Since I started the day criticizing Jeter-criticism-gone-too-far, let me balance things out by responding to Mark Feinsand’s column from last Friday in the Daily News, the takeaway of which is that Jeter will be back as a Yankee next year no matter the cost:
Alex Rodriguez is due to earn $184 million over the next seven years – and that doesn’t even include the $30 million he can collect from his pursuit of Barry Bonds’ home run record. Jeter won’t get that kind of money, but if A-Rod is making an average of $26.2 million through 2014, how can the Yankees pay Jeter less than the $21 million he’s making now?
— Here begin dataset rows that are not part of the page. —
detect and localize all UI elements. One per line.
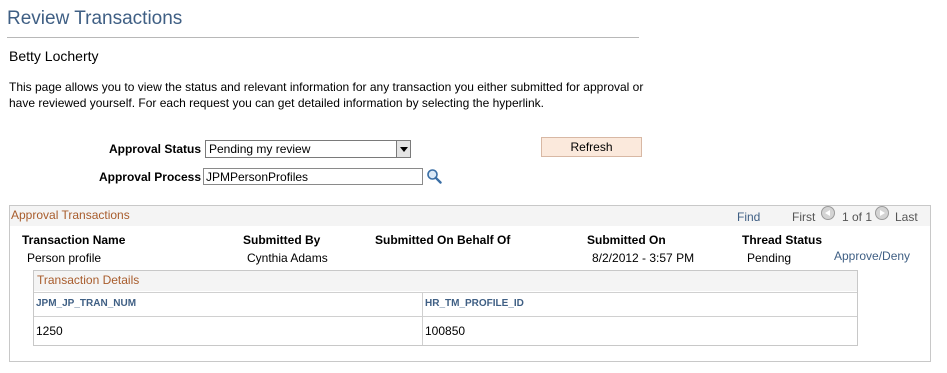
col-header-thread-status: Thread Status xyxy=(742,233,823,247)
row-count: 1 of 1 xyxy=(842,210,873,224)
magnifier-icon[interactable] xyxy=(426,168,442,184)
first-link[interactable]: First xyxy=(792,210,815,224)
cell-jpm-jp-tran-num: 1250 xyxy=(34,317,423,345)
approve-deny-link[interactable]: Approve/Deny xyxy=(834,249,910,263)
find-link[interactable]: Find xyxy=(737,210,760,224)
page-description-line-2: have reviewed yourself. For each request… xyxy=(9,96,544,110)
cell-transaction-name: Person profile xyxy=(27,251,102,265)
details-header-bar xyxy=(34,271,857,291)
page-title: Review Transactions xyxy=(7,8,183,29)
title-divider xyxy=(7,37,639,38)
page-description-line-1: This page allows you to view the status … xyxy=(9,80,644,94)
approval-status-select[interactable]: Pending my review xyxy=(205,140,411,158)
user-name: Betty Locherty xyxy=(9,48,99,64)
col-header-submitted-by: Submitted By xyxy=(243,233,321,247)
col-header-transaction-name: Transaction Name xyxy=(22,233,126,247)
approval-status-value: Pending my review xyxy=(209,142,311,156)
last-link[interactable]: Last xyxy=(895,210,918,224)
details-title: Transaction Details xyxy=(37,273,140,287)
col-header-jpm-jp-tran-num[interactable]: JPM_JP_TRAN_NUM xyxy=(34,292,423,317)
approval-process-input[interactable]: JPMPersonProfiles xyxy=(203,168,423,185)
col-header-submitted-on: Submitted On xyxy=(587,233,666,247)
col-header-hr-tm-profile-id[interactable]: HR_TM_PROFILE_ID xyxy=(423,292,857,317)
dropdown-arrow-icon[interactable] xyxy=(396,141,410,157)
circle-left-arrow-icon[interactable] xyxy=(821,206,835,220)
grid-title: Approval Transactions xyxy=(11,208,130,222)
approval-process-label: Approval Process xyxy=(98,170,201,184)
circle-right-arrow-icon[interactable] xyxy=(875,206,889,220)
approval-status-label: Approval Status xyxy=(108,142,201,156)
cell-submitted-by: Cynthia Adams xyxy=(247,251,328,265)
cell-thread-status: Pending xyxy=(747,251,792,265)
cell-submitted-on: 8/2/2012 - 3:57 PM xyxy=(592,251,695,265)
refresh-button[interactable]: Refresh xyxy=(541,137,642,157)
page-description: This page allows you to view the status … xyxy=(9,79,669,111)
cell-hr-tm-profile-id: 100850 xyxy=(425,324,466,338)
col-header-submitted-on-behalf-of: Submitted On Behalf Of xyxy=(375,233,511,247)
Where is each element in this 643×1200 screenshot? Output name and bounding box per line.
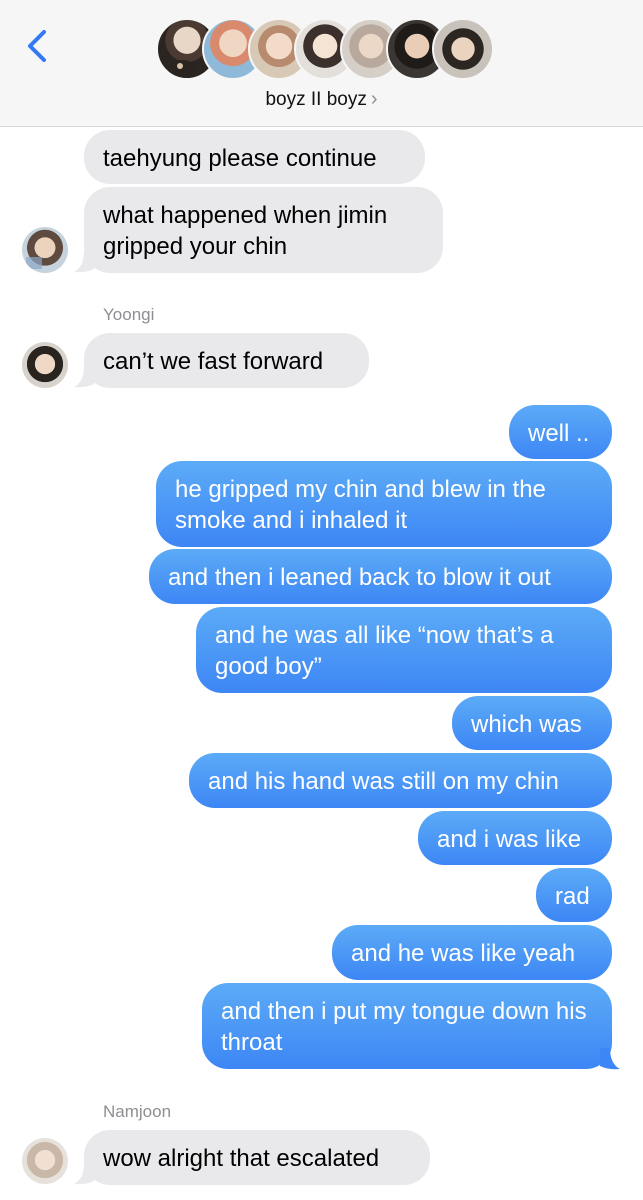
incoming-message[interactable]: what happened when jimin gripped your ch… bbox=[84, 187, 443, 273]
outgoing-message[interactable]: and i was like bbox=[418, 811, 612, 865]
bubble-tail bbox=[74, 366, 94, 388]
outgoing-message[interactable]: and then i leaned back to blow it out bbox=[149, 549, 612, 604]
incoming-message[interactable]: taehyung please continue bbox=[84, 130, 425, 184]
message-text: taehyung please continue bbox=[103, 145, 377, 172]
avatar-yoongi[interactable] bbox=[22, 342, 68, 388]
incoming-message[interactable]: wow alright that escalated bbox=[84, 1130, 430, 1185]
outgoing-message[interactable]: and his hand was still on my chin bbox=[189, 753, 612, 808]
message-text: and i was like bbox=[437, 826, 582, 853]
conversation-header: boyz II boyz › bbox=[0, 0, 643, 127]
group-name-button[interactable]: boyz II boyz › bbox=[0, 88, 643, 111]
outgoing-message[interactable]: and he was like yeah bbox=[332, 925, 612, 980]
group-name-label: boyz II boyz bbox=[265, 89, 367, 110]
message-text: rad bbox=[555, 883, 590, 910]
message-text: and then i leaned back to blow it out bbox=[168, 564, 551, 591]
sender-name: Namjoon bbox=[103, 1102, 172, 1121]
message-text: he gripped my chin and blew in the smoke… bbox=[175, 476, 546, 534]
outgoing-message[interactable]: which was bbox=[452, 696, 612, 750]
message-text: and then i put my tongue down his throat bbox=[221, 998, 587, 1056]
back-button[interactable] bbox=[18, 24, 58, 68]
outgoing-message[interactable]: he gripped my chin and blew in the smoke… bbox=[156, 461, 612, 547]
chevron-left-icon bbox=[28, 30, 46, 62]
member-avatar bbox=[432, 18, 494, 80]
avatar-namjoon[interactable] bbox=[22, 1138, 68, 1184]
outgoing-message[interactable]: and he was all like “now that’s a good b… bbox=[196, 607, 612, 693]
message-text: well .. bbox=[528, 420, 590, 447]
bubble-tail bbox=[74, 251, 94, 273]
message-text: which was bbox=[471, 711, 582, 738]
message-text: and he was all like “now that’s a good b… bbox=[215, 622, 554, 680]
sender-name: Yoongi bbox=[103, 305, 155, 324]
outgoing-message[interactable]: and then i put my tongue down his throat bbox=[202, 983, 612, 1069]
outgoing-message[interactable]: well .. bbox=[509, 405, 612, 459]
incoming-message[interactable]: can’t we fast forward bbox=[84, 333, 369, 388]
outgoing-message[interactable]: rad bbox=[536, 868, 612, 922]
message-text: and he was like yeah bbox=[351, 940, 576, 967]
message-text: and his hand was still on my chin bbox=[208, 768, 559, 795]
chevron-right-icon: › bbox=[370, 88, 378, 110]
sender-photo-icon bbox=[26, 257, 42, 269]
message-text: can’t we fast forward bbox=[103, 348, 324, 375]
avatar-taehyung[interactable] bbox=[22, 227, 68, 273]
bubble-tail bbox=[74, 1163, 94, 1185]
message-text: what happened when jimin gripped your ch… bbox=[103, 202, 388, 260]
message-text: wow alright that escalated bbox=[103, 1145, 380, 1172]
bubble-tail bbox=[600, 1048, 620, 1070]
messages-screen: boyz II boyz › taehyung please continue w… bbox=[0, 0, 643, 1200]
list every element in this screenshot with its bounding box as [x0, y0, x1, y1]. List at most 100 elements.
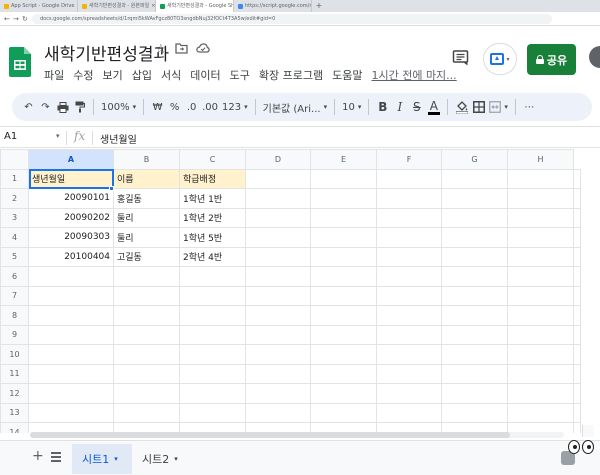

It’s more likely that Jeter will get a raise to $22 million to $25 million per over the next four or five years. That sounds like a ton of money for a shortstop who will turn 37 next summer, but as the rival GM points out, the value of Jeter’s 3,000th hit alone – he was recently named the most marketable player in baseball by Sports Business Daily – is enough to make an inflated deal worthwhile for the Yankees.
“He’s always going to be worth far more to the Yankees than he will be anywhere else,” the GM said. “You can’t quantify what he’s worth with a normal equation. Forget what he does on the field – and he’s still an excellent player – but the business reasons alone are so compelling, it makes too much sense on both sides.”